Research
Visual Antibody-omics from a Blood Drop
We are developing a visual antibody-omics platform for direct, real-time visualization of the polyclonal antibody landscape. Using negative-stain electron microscopy (nsEM), we capture snapshots of antibody responses following vaccination or infection, generating semi-quantitative maps of epitopic diversity against defined immunogens. In SARS-CoV-2 studies, this approach reveals how antibodies targeting conformational non-RBD regions drive broad cross-neutralization across variants, while in influenza HA research, it uncovers how cross-reactive antibodies to conserved HA epitopes are shaped by pre-existing exposure. We are currently refining sample-preparation workflows and developing antibody subtype–specific analyses, advancing toward a more comprehensive and visual understanding of humoral immunity.
Mechanistic Insights into Antibody Multivalent Binding
Traditional structural studies have focused on single-Fab footprints to explain antibody potency, breadth, and mechanisms of neutralization. Yet in vivo, antibodies act as full, IgG molecules—bivalent by design, gaining not only epitope-mapping capacity from each Fab arm but also greater avidity and enhanced neutralization through multivalent binding. Understanding this multivalency is essential to uncovering how antibodies truly operate at the viral surface. We combine molecular-dynamics simulations, functional neutralization and binding assays, and cryo-EM to reveal how IgG multivalency—via antigen clustering and higher-order binding geometry—empowers even low-affinity antibodies to achieve potent neutralization and drives variant-specific differences in antibody efficacy. To further dissect this spatial dimension, we are developing DNA-based nanostructure “scaffolds” that precisely control antigen spacing at the nanoscale, offering a unique platform to probe how antigen organization governs antibody engagement and viral neutralization.
DNA Matrix as a Universal Platform for Subunit Vaccines
The DNA Matrix is a dynamic supramolecular adjuvant assembled from five short, unmodified DNA strands. Its right-handed colloidal architecture prolongs antigen retention and enhances lymphatic transport, thereby eliciting strong antibody responses through the TLR9–MyD88 pathway. This safe and multifunctional platform provides potent protection against both viral and bacterial infections, offering a promising strategy for next-generation vaccine design. We are currently optimizing DNA hydrogel sequences to understand how material properties influence immune activation, employing near-infrared (NIR) imaging to systematically evaluate the in vivo behavior of hydrogels with different sequence motifs (e.g., CpG vs. non-CpG) and physical characteristics (e.g., gel strength). These studies aim to elucidate the intrinsic link between antigen dynamics and carrier behavior, ultimately guiding the rational design of DNA hydrogel-based vaccines with enhanced immunogenicity and controlled antigen delivery.

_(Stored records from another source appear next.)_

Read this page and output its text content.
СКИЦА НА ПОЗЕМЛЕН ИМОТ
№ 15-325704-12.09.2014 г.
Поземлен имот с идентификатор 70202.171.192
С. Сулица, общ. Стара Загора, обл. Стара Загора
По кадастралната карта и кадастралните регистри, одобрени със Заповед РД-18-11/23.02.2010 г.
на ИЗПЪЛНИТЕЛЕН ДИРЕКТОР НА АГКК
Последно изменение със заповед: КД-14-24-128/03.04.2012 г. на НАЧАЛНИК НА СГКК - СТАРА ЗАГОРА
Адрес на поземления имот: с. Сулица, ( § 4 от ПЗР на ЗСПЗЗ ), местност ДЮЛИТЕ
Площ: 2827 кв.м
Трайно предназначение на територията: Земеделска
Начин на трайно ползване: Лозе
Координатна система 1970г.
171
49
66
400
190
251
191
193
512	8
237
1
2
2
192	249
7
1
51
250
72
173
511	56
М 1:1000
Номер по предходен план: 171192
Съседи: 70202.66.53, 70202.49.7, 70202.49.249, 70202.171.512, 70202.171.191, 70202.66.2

DNA Nanotags for Multiplex EM-Based Imaging
We are developing DNA nanostructure–based nanotags as versatile tools for electron microscopy (EM) imaging. Owing to their precise programmability, defined geometries, biomolecular conjugation capacity, and compatibility with cryogenic sample preparation, these nanotags hold great promise for multiplexed EM visualization of complex biological systems. In parallel, we are designing DNA origami scaffolds integrated with site-specific incorporation of unnatural amino acids (UAA) to precisely define the orientation and spatial arrangement of antigen display. This programmable approach enables systematic investigation of multivalent antigen–antibody interactions and provides structural insights into viral assemblies such as dengue and HIV.